Without knowing the age of the cave/water - if there is no stream nearby it is likely man made - could an underground river flow up into it? this isn't something you'd notice, but maybe? if so, it was wrote in a journal _I need to find_ that in some underground connecting rivers fish did use them to reach new waterways. Also, if it is man made, they likely abandoned it after hitting the water table, hence filling it.

Final one, is flooding. If there is a stream/lake within a mile, flooding is a good guess.

If it was filled by rainwater, I would assume the cave has some depth to keep a body of water that can sustain the fish over summer. Which would be a fair amount of water, that wouldn't be a slow process.
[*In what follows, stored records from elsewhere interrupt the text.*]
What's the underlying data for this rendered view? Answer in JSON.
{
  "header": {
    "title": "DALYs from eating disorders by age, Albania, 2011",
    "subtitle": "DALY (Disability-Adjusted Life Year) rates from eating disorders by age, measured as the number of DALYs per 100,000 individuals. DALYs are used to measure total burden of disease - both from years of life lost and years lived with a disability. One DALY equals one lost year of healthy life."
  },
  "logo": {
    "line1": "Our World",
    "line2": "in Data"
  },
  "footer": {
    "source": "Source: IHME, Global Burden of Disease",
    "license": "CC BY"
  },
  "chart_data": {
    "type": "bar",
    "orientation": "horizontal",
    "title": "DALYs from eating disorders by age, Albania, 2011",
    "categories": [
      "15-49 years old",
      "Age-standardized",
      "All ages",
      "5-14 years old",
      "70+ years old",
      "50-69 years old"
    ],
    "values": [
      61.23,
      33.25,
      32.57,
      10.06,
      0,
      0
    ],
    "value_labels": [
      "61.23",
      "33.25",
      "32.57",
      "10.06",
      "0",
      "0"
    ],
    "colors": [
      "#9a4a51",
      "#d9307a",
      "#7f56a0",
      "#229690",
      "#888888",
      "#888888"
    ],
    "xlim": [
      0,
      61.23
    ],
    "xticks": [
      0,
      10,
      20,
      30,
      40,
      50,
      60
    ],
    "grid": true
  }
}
All that said, possibly the EA introducing minnows to help with bugs and algae.

Curious to visit this place now. Sorry to ramble.


----------



## Kezzab (21 Jan 2018)

It's an old slate mine. Hard to tell, but i think the pool is just filled by rain water, and run off into the cave. It looks deep in places. A nice place to visit for a walk if you are ever in the Lake District.


----------



## mort (21 Jan 2018)

As above its an old slate mine. Rydal water is 20-30m below the cave and I think it just fills from run off from above. It's a metre or slightly more deep in places and stays wet all year.


----------



## mort (21 Jan 2018)

quick vid from 2011


----------



## mort (30 Oct 2018)

The minnows are still doing great. Pics from the end of September


----------